In the book "On Photography" by Susan Sontag, she theorizes that the camera in the hands of a vacationer helps them deal with the anxiety of travel. Standing in front of any amazing site, leaves one perplexed as to what to do, but the act of lifting a camera to ones eye allows a socially acceptable action to be done. The refocusing of our attention to the camera, helps us assimilate what we are faced with and gives us a chance to process it.
When this book was written, film cameras were the only medium available. The picture being taken would not be viewed for days, weeks or even months later. Today with digital cameras the only thing that has changed is the immediacy of viewing the image captured. This being true, and with digital camera improving by leaps and bounds, why would one ever decide to take a film camera on vacation? Here I give my explanation for this seemingly odd choice.
1. Perfection versus Character:
Digital photography is an amazing medium and I often times take a digital camera with me on vacation. There is nothing as perfect as a image from my D800 of a landscape, city scape or even a street shot. But the perfection of the images removes from the character of the scene. What I am trying to capture is a scene and that is very rarely perfect. A film captured image, with the imperfections of development and printing, gives an image a character that often enhances a scene.
2. Extending the Visit:
The latency or delay of developing a roll of film, allows me to enjoy the scene a second time. It allows me to look at the scene with a critical eye after development is done, then through the selection process on a contact sheet and then finally in a darkroom as I print it. With digital I see the image right after I take it, select the image on the computer and spend five minutes on Lightroom or Photoshop refining it and rarely if ever print it.
3. Enjoying the Limitations:
Film is not cheap, so I end up being more selective on film. I have a higher hit rate which allows me to slow down and enjoy the limitations of film. The ISO limitations force me to take advantage of any "spoonful of light" (Don McCullin) and really think about the image. Overcoming limitations is part of the artistic process. As digital improves, there are less limitations making it less an artistic process and more of lucky one.

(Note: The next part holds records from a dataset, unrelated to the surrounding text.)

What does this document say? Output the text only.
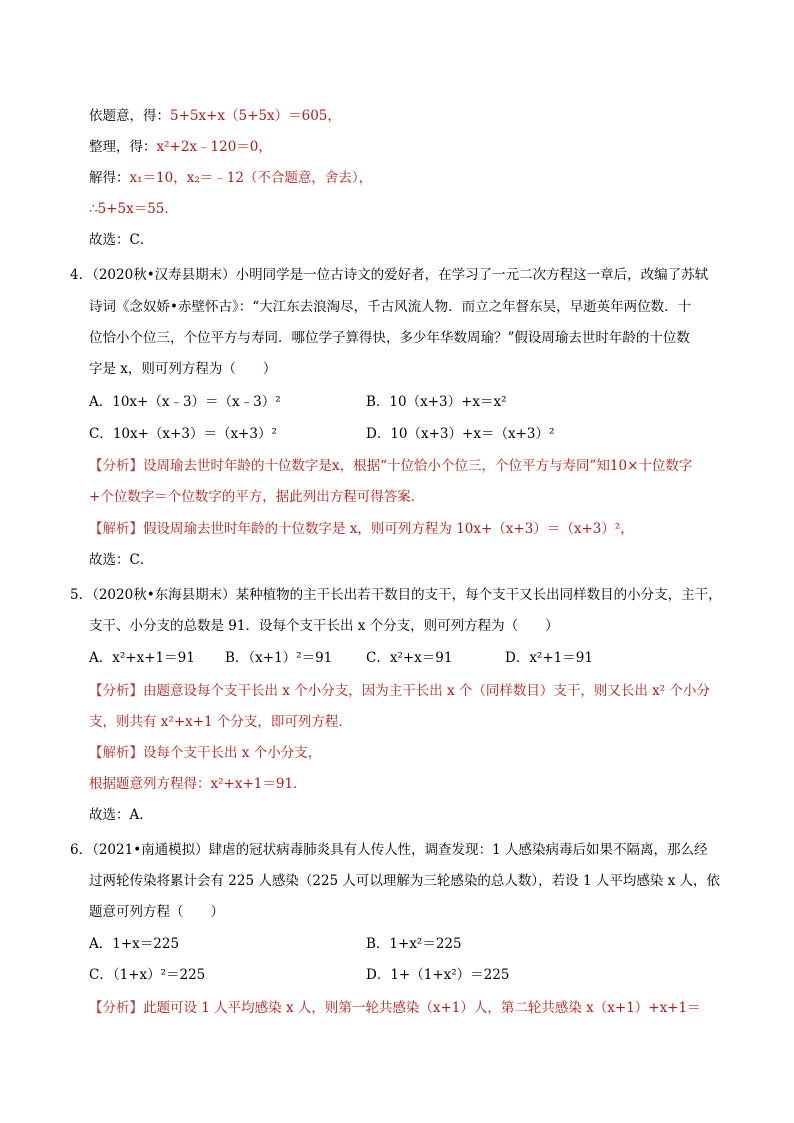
依题意，得：5+5x+x（5+5x）＝605，
整理，得：x²+2x﹣120＝0，
解得：x₁＝10，x₂＝﹣12（不合题意，舍去），
∴5+5x＝55．
故选：C．
4．（2020秋•汉寿县期末）小明同学是一位古诗文的爱好者，在学习了一元二次方程这一章后，改编了苏轼
诗词《念奴娇•赤壁怀古》：“大江东去浪淘尽，千古风流人物．而立之年督东吴，早逝英年两位数．十
位恰小个位三，个位平方与寿同．哪位学子算得快，多少年华数周瑜？”假设周瑜去世时年龄的十位数
字是 x，则可列方程为（　　）
A．10x+（x﹣3）＝（x﹣3）²	B．10（x+3）+x＝x²
C．10x+（x+3）＝（x+3）²	D．10（x+3）+x＝（x+3）²
【分析】设周瑜去世时年龄的十位数字是x，根据“十位恰小个位三，个位平方与寿同”知10×十位数字
+个位数字＝个位数字的平方，据此列出方程可得答案．
【解析】假设周瑜去世时年龄的十位数字是 x，则可列方程为 10x+（x+3）＝（x+3）²，
故选：C．
5．（2020秋•东海县期末）某种植物的主干长出若干数目的支干，每个支干又长出同样数目的小分支，主干，
支干、小分支的总数是 91．设每个支干长出 x 个分支，则可列方程为（　　）
A．x²+x+1＝91 B．（x+1）²＝91 C．x²+x＝91	D．x²+1＝91
【分析】由题意设每个支干长出 x 个小分支，因为主干长出 x 个（同样数目）支干，则又长出 x² 个小分
支，则共有 x²+x+1 个分支，即可列方程．
【解析】设每个支干长出 x 个小分支，
根据题意列方程得：x²+x+1＝91．
故选：A．
6．（2021•南通模拟）肆虐的冠状病毒肺炎具有人传人性，调查发现：1 人感染病毒后如果不隔离，那么经
过两轮传染将累计会有 225 人感染（225 人可以理解为三轮感染的总人数），若设 1 人平均感染 x 人，依
题意可列方程（　　）
A．1+x＝225	B．1+x²＝225
C．（1+x）²＝225	D．1+（1+x²）＝225
【分析】此题可设 1 人平均感染 x 人，则第一轮共感染（x+1）人，第二轮共感染 x（x+1）+x+1＝
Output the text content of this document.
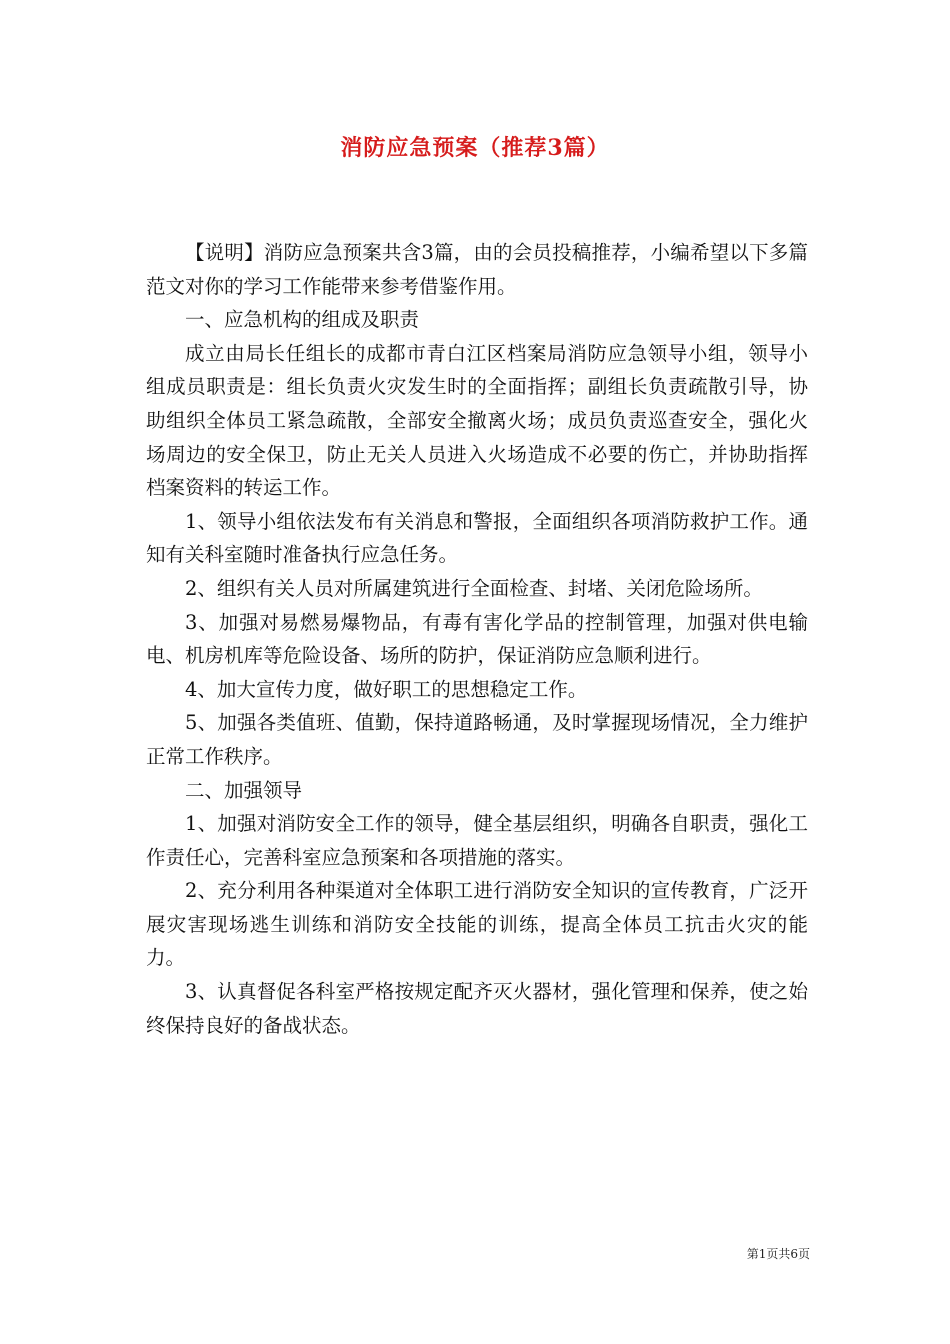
消防应急预案（推荐3篇）

【说明】消防应急预案共含3篇，由的会员投稿推荐，小编希望以下多篇范文对你的学习工作能带来参考借鉴作用。

一、应急机构的组成及职责

成立由局长任组长的成都市青白江区档案局消防应急领导小组，领导小组成员职责是：组长负责火灾发生时的全面指挥；副组长负责疏散引导，协助组织全体员工紧急疏散，全部安全撤离火场；成员负责巡查安全，强化火场周边的安全保卫，防止无关人员进入火场造成不必要的伤亡，并协助指挥档案资料的转运工作。

1、领导小组依法发布有关消息和警报，全面组织各项消防救护工作。通知有关科室随时准备执行应急任务。

2、组织有关人员对所属建筑进行全面检查、封堵、关闭危险场所。

3、加强对易燃易爆物品，有毒有害化学品的控制管理，加强对供电输电、机房机库等危险设备、场所的防护，保证消防应急顺利进行。

4、加大宣传力度，做好职工的思想稳定工作。

5、加强各类值班、值勤，保持道路畅通，及时掌握现场情况，全力维护正常工作秩序。

二、加强领导

1、加强对消防安全工作的领导，健全基层组织，明确各自职责，强化工作责任心，完善科室应急预案和各项措施的落实。

2、充分利用各种渠道对全体职工进行消防安全知识的宣传教育，广泛开展灾害现场逃生训练和消防安全技能的训练，提高全体员工抗击火灾的能力。

3、认真督促各科室严格按规定配齐灭火器材，强化管理和保养，使之始终保持良好的备战状态。

第1页共6页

4. Digital is Less about Photography:
Digital is about post processing on a computer. Film is about the art of the capture as the limitations of the darkroom are such that I am unable to create anything in the darkroom. All I can do is enhance what was originally captured.
5. I Always have a Digital Point & Shoot:
This argument I am blatantly stealing from fstopcameras.com. The argument is a good one so I will use it. With my iPhone I always have a good point & shoot digital camera with me. It is easy to use it as it is always with me. So for the quick snapshots for Facebook or Instagram, I have a tool that is very well designed and always at hand.
6. Silver Gelatin Prints:
I cannot print the same tonal range of B&W in digital than I can in film in the darkroom. This could be my own limitation on printing, but there is a depth to a silver gelatin print that I just cannot match. I have a great number of digital images, perfectly converted to B&W that I cannot get a great print from. I wish I had shot them on film.
7. Digital is Easy:
Look at the images on Instagram, Facebook or all over the internet. Look at the number of photographers who are shooting amazing works of art. All of them are standing on the shoulders of scientific brilliance using digital cameras that make it difficult to shoot a bad shoot. Take a digital camera to Europe and you can make amazing images (using your computer) just like the thousands of others that same day. With a film camera, getting that amazing image is much more challenging which increases the satisfaction when finally obtained.
In all honesty, I typically do take both a digital and film camera with me on vacation. I love the benefit of having the immediate gratification while I develop my film images. But in the end, my favorite image of a vacation is usually captured on film.
Patrick...confirmed film & digital photography addict.